A good subscriber list takes time to build. But the work doesn’t just stop there – if you go to the effort to build a subscriber list, you should also be taking the time to maintain it.
You should already have a mechanism to weed out hard-bouncing email addresses – this helps you stay on the good side of spam filters, and (as your list grows) lessens your server load. But equally as important is making sure you’re keeping the subscribers who are interested, and getting rid of those who will likely never convert. You can do this by sending out a reconfirmation email.
What is a reconfirmation email?
It’s a simple email that asks you to reconfirm that you want to keep receiving emails. As Derek Harding explains, there are two types of reconfirmation emails: opt-in (which requires subscribers to take a specific action to stay subscribed) and opt-out (which asks the subscriber to take specific action in order to unsubscribe). Naturally, opt-out is the most attractive to marketers, as it loses fewer subscribers.

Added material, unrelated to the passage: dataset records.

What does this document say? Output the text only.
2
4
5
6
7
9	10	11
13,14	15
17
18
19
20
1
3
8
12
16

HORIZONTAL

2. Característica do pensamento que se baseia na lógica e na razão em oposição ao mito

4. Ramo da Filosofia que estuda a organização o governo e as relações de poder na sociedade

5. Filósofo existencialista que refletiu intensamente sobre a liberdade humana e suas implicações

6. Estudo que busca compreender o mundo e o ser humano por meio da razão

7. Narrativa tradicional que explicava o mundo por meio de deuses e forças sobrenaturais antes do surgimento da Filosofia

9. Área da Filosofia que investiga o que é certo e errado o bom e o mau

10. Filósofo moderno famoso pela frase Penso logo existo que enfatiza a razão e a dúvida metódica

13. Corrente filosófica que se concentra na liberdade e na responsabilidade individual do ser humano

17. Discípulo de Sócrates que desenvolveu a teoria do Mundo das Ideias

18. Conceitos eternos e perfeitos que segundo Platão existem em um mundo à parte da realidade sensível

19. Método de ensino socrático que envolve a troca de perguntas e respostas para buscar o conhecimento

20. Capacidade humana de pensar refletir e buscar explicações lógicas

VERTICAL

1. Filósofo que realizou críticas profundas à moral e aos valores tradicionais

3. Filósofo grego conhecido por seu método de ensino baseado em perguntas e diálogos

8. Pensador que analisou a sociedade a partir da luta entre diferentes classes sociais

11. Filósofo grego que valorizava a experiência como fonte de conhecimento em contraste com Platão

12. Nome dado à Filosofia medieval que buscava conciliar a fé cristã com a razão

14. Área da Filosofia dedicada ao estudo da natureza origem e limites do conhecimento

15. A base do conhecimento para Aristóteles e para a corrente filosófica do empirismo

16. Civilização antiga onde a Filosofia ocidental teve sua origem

My reason for writing this post was a reconfirmation email I recently received from Panic, a company that makes great software for the Mac. Here’s a screenshot (click to view the full-sized image):
This is a reconfirmation email done right. It’s simple and to the point, reminding me that they’re there and offering me the opportunity to opt-out, should I desire.

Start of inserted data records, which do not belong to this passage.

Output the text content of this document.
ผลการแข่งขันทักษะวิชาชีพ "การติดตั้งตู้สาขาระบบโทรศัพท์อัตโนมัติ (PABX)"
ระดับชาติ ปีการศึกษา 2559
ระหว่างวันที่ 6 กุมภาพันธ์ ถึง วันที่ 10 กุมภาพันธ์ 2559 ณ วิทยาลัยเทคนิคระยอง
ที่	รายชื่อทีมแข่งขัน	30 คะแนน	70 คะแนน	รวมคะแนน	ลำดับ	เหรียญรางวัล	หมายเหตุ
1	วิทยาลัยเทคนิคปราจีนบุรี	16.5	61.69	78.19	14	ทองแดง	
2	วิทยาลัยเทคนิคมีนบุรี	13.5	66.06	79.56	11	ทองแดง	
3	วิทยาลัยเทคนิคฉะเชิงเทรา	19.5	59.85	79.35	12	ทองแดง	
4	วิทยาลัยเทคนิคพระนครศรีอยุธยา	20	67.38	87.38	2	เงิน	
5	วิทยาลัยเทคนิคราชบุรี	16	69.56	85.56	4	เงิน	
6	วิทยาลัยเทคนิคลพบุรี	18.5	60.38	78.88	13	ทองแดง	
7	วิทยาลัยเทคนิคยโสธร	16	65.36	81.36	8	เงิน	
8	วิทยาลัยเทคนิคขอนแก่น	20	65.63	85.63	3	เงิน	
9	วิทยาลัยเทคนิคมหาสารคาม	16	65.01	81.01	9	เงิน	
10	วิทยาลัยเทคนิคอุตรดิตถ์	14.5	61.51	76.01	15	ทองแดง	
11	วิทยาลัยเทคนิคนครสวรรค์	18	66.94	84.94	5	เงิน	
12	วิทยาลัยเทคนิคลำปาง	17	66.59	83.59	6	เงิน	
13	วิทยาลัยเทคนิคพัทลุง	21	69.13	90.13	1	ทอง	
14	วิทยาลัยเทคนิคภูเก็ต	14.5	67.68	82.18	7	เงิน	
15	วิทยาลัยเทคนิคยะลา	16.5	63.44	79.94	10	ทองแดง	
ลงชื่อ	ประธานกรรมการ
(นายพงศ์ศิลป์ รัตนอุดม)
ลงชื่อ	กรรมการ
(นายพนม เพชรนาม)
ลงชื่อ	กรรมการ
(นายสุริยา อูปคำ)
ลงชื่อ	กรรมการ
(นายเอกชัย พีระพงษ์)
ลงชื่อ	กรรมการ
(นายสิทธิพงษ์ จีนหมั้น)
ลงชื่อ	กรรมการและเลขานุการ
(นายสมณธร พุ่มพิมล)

What does it really accomplish?
For Panic, it lets them re-focus their list on the subscribers who are likely to convert to sales. By cleaning their list, they can better segment it and make messages more relevant to subscribers…and as Douglas Karr points out, “smaller email lists and targeted content always outperform mass media.” They can expect to see their email marketing success metrics improve, just by eliminating the people who aren’t interested and focusing on those who are.
(If nothing else, it also gives them some subscriber face-time to build their brand.)

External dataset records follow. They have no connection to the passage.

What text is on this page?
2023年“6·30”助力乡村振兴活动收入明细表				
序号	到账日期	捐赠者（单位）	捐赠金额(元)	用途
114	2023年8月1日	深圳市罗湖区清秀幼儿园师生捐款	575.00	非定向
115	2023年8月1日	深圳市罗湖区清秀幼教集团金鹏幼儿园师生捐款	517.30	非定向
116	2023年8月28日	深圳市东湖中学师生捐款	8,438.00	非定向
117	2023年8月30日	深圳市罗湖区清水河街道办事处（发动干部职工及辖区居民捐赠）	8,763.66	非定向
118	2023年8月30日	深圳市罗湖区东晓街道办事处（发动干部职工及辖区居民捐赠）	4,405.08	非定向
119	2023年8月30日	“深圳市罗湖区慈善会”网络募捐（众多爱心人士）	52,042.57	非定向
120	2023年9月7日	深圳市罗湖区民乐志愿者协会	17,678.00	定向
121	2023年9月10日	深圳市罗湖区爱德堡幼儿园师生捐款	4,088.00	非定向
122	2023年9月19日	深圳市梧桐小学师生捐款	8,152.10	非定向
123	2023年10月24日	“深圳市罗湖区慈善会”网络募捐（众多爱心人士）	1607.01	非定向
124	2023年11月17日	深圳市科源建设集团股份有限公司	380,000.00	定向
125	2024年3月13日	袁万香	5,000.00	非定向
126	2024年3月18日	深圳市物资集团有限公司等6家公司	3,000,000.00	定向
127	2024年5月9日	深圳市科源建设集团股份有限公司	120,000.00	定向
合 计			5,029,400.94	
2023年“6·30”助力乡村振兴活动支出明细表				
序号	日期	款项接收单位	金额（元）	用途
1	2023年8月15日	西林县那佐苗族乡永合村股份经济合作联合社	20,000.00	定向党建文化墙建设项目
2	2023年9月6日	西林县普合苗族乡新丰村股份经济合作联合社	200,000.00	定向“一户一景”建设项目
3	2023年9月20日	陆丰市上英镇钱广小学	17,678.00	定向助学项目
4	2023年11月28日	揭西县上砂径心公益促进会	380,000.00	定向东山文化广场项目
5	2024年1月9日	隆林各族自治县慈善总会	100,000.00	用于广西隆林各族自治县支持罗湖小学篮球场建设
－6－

For me (the subscriber), it reminds me that they’re there (& that I haven’t visited their awesome blog lately)…and it builds trust. The simple act of them sending this email assures me that they’re not the type of company that will spam me. That’s huge. It’s good customer service, internet marketing-style, and makes me want to stay on the list because I know my time won’t be wasted.
By occasionally pruning your list, you can focus your list on quality over quantity, and get a much more accurate representation of how successful your marketing efforts are. Depending on your email marketing software, you can even target the email to those who haven’t opened the last X emails you’ve sent. I’d recommend only sending it out once a year (twice at most) – but if you’re not doing occasional list maintenance like this, you should definitely consider it.
It’s the new year, after all – a great time to do some cleaning.